The argument of §82:
- People in the original position first secure their highest order interest, and thus they give precedence to liberty. (P. 476)
Doppelt's question is how you get from liberty to the specific list of basic liberties.
- "In a well-ordered society then self-respect is secured by the public affirmation of the status of equal citizenship for
all.... Not everyone can have the highest status [based on wealth and income].... The best solution is to support the
primary good of self-respect as far as possible by the assignment of basic liberties that can indeed be made equal."
(P. 478). Doppelt argues that this "best solution" cannot in fact be achieved under capitalism.
- This is (one version of) a critique from the left. The critique from the right is that Rawls system does not fully realize
what might be called "entrepreneurial" liberties, by restricting some capitalist acts among consenting adults. (Robert
Nozick)
On Doppelt: Power is zero-sum, so the difference principle implies equal power, as Locke says is the situation in the state
of nature. One possible answer is to group wealth and power together, so that they can trade against each other. Then claim
that everyone has more wealth+power if that quantity is unequally distributed. Doppelt's independent argument is that
unequal power wounds the self-respect of the powerless, and capitalist work-relations make workers powerless, and acutely
aware of that fact.
Doppelt on Rawls:
- D. concedes that capitalism in the developed countries does provide certain liberties, e.g., freedom of speech or religion,
right to vote, etc. These are bourgeois-democratic liberties. What is missing here, on Doppelt's view, are liberties that
would allow workers control over their work. This is a liberty issue because it concerns whether workers will be
prevented from deciding about what work is done and how its is done, where the alternative is that management makes
all the decisions and workers are compelled to comply, on plain of unemployment. Marx's term for this is that labor in
capitalist society is "wage slavery."
- D. concedes the Kantian conception of the person, which he sees as involving essentially the capacity for freedom and
for morality (p. 286).
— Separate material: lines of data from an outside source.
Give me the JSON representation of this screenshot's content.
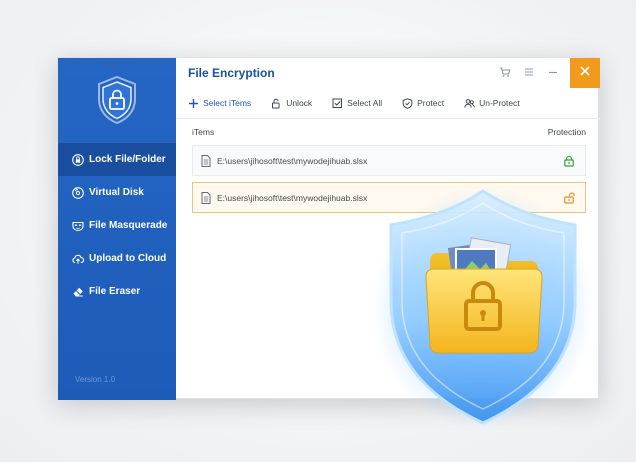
{
  "app": {
    "title": "File Encryption",
    "version": "Version 1.0"
  },
  "sidebar": {
    "items": [
      {
        "label": "Lock File/Folder",
        "icon": "lock-icon",
        "active": true
      },
      {
        "label": "Virtual Disk",
        "icon": "disk-icon",
        "active": false
      },
      {
        "label": "File Masquerade",
        "icon": "mask-icon",
        "active": false
      },
      {
        "label": "Upload to Cloud",
        "icon": "cloud-upload-icon",
        "active": false
      },
      {
        "label": "File Eraser",
        "icon": "eraser-icon",
        "active": false
      }
    ]
  },
  "titlebar": {
    "cart_icon": "cart-icon",
    "menu_icon": "menu-icon",
    "minimize_icon": "minimize-icon",
    "close_icon": "close-icon"
  },
  "toolbar": {
    "select_items": "Select iTems",
    "unlock": "Unlock",
    "select_all": "Select All",
    "protect": "Protect",
    "un_protect": "Un-Protect"
  },
  "list": {
    "col_items": "iTems",
    "col_protection": "Protection",
    "rows": [
      {
        "path": "E:\\users\\jihosoft\\test\\mywodejihuab.slsx",
        "protection": "locked",
        "selected": false
      },
      {
        "path": "E:\\users\\jihosoft\\test\\mywodejihuab.slsx",
        "protection": "unlocked",
        "selected": true
      }
    ]
  },
  "colors": {
    "sidebar": "#1f5fbe",
    "accent": "#1c4fa3",
    "close": "#f29a1c",
    "locked": "#3aa53a",
    "unlocked": "#e5942a"
  }
}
Is the Kantian conception too narrow? Where do enjoyment, creativity, sympathy, the Aristotelian
principle come in, given that these are often thought to be fundamental aspects of human nature? No one doubts that
freedom or self-determination is important, but what makes it the main thing? Is the conception of human nature/the
person too narrow?
- Hart says that R. has no definition of basic liberties. R. tried to remedy this in the new edition of T of J by giving a list
(p. 53). Not clear whether this is good enough to answer H., but it certainly doesn't answer other challenges from Right
or Left. R. says that there is no natural right to property in the means of production (p. xvi). Why not? (objection from
the Right). Apparently there is no natural right to power over ones labor, either (objection from the Left). Giving a list of
liberties says what you take the liberties to be, but it doesn't say why they are the right ones, and why others are not
on the list.
- Without a criterion of basic liberty, it is hard can't argue that our supposedly highest order interest in freedom can be
best realized by a specific list. A direct empirical argument that the things on the list have proved to be sufficient, but
this is not offered by R. This leaves R. few resources to answer the charge that is particular list is ideological.